Обратимся к воспоминаниям другого очевидца событий, уже упоминаемого ранее А. Алексеева. В мае 1960 года, когда были установлены дипломатические отношения между Москвой и Гаваной, он, до этого корреспондент ТАСС, назначается советником нашего посольства. В мае 1962 года Алексеев неожиданно был вызван в Москву и назначен послом в республике Куба. Более часа он беседовал с Хрущевым в его кремлевском кабинете. Алексеев вспоминает:
«Н. С. Хрущев с большой симпатией говорил о лидерах кубинской революции, уточнял известные ему факты и события. Чувствовалось, что он хорошо понимал положение в стране, о котором знал от многих людей, кому уже довелось побывать там… Мне было легко разговаривать с Никитой Сергеевичем на тему Кубы и ее революции: он понимал меня с полуслова. В конце беседы Хрущев пожелал мне успехов в работе и сказал, что Советское правительство сделает все возможное, чтобы помочь революционному народу отстоять свои завоевания от происков американского империализма. Однако он ни словом не обмолвился и даже не намекнул, что у него уже есть намерение, в случае согласия Гаваны, разместить на Кубе наши ракеты».

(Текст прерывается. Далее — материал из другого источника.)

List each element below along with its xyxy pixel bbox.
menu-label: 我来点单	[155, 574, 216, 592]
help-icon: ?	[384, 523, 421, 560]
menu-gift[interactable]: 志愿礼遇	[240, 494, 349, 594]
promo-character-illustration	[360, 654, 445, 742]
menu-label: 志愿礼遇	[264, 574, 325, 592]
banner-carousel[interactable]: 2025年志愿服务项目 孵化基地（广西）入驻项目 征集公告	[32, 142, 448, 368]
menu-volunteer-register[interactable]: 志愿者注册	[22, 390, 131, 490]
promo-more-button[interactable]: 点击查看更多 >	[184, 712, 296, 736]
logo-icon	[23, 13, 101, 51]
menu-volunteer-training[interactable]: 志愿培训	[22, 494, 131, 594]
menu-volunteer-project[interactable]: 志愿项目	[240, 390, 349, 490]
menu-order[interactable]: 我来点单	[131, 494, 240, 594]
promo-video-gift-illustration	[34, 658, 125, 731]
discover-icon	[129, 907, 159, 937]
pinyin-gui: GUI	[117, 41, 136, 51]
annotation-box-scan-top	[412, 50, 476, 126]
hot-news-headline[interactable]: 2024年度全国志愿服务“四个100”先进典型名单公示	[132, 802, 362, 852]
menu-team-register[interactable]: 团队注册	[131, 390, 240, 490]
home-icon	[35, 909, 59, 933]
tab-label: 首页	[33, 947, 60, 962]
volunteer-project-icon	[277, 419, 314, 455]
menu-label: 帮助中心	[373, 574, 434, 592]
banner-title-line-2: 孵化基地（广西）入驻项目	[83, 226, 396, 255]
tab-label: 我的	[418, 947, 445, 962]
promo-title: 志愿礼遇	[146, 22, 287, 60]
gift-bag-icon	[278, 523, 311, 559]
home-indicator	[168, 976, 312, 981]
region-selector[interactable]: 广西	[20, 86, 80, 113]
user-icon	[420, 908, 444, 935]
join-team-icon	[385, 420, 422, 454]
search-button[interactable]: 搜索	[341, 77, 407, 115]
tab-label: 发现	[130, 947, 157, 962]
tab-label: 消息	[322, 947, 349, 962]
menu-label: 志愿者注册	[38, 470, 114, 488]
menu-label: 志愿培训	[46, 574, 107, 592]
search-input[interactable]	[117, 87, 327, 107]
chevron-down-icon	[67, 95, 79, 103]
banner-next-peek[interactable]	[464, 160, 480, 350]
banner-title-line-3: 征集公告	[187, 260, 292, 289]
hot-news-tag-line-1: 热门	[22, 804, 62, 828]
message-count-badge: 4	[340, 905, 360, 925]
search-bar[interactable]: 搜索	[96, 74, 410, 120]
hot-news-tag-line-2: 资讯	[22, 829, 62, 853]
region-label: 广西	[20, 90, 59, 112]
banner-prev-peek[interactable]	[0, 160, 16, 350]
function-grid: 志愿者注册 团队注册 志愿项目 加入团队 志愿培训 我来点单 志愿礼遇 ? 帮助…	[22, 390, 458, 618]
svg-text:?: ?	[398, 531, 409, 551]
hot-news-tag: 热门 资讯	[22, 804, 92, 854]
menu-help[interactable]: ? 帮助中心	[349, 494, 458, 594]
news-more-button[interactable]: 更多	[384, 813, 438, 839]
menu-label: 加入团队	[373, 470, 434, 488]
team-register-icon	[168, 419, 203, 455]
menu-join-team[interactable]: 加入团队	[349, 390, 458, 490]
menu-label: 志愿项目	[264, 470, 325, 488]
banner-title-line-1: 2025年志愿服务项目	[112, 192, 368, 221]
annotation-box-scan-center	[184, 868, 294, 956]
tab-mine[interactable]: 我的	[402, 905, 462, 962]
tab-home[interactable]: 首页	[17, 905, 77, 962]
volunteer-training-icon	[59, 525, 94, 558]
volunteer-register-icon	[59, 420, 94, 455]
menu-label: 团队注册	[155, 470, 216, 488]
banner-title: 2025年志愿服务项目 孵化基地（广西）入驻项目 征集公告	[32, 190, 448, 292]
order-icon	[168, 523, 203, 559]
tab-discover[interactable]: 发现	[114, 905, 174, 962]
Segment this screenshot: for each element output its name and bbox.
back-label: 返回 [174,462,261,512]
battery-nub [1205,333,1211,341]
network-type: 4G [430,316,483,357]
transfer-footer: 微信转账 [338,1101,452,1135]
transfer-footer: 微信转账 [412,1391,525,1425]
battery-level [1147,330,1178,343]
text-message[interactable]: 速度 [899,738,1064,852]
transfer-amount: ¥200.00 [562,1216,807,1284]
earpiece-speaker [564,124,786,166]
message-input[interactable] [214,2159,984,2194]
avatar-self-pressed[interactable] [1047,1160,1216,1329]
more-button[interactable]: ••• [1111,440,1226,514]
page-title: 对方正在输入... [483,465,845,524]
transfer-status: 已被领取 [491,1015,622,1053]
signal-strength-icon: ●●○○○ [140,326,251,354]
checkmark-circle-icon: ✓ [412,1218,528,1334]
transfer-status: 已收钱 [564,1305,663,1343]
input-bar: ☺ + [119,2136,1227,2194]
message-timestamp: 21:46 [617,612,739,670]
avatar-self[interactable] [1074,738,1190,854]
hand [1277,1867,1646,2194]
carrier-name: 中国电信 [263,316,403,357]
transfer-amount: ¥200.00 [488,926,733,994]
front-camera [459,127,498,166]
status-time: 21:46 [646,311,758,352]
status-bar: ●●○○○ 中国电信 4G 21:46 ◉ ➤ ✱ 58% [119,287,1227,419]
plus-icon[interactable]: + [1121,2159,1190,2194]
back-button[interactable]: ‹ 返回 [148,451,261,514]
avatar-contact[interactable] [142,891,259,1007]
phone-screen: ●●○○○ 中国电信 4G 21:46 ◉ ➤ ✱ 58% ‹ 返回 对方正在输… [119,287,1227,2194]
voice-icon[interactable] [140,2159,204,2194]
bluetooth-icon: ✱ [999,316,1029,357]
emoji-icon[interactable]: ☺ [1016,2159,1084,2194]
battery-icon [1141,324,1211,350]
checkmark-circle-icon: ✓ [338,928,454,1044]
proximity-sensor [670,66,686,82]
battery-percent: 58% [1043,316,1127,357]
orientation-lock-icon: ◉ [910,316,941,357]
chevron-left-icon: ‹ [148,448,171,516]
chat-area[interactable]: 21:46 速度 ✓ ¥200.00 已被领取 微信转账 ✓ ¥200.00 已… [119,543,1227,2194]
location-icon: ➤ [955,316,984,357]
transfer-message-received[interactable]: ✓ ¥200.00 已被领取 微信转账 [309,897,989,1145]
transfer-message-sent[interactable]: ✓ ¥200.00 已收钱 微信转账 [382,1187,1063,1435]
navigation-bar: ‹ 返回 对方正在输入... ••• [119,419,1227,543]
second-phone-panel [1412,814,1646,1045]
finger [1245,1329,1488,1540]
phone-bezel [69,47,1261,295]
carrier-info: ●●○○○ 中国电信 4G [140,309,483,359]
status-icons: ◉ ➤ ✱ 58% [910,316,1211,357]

Спустя четыре дня Алексеев вновь приглашается в Кремль, где в присутствии Козлова, Микояна, Малиновского, Громыко и Бирюзова Хрущев спрашивает у него: как прореагирует Фидель Кастро на предложение установить на Кубе наши ракеты? Объясняя свое предложение, Хрущев говорил, что в отместку за Плайя-Хирон американцы предпримут вторжение на Кубу уже собственными вооруженными силами. Мы должны найти эффективное средство устрашения, которое удержало бы американцев от этого рискованного шага. К тому же американцы уже окружили Советский Союз своими военными базами и ракетами. Поэтому мы должны заплатить им их же монетой, пусть на себе почувствуют, каково живется под прицелом ядерного оружия.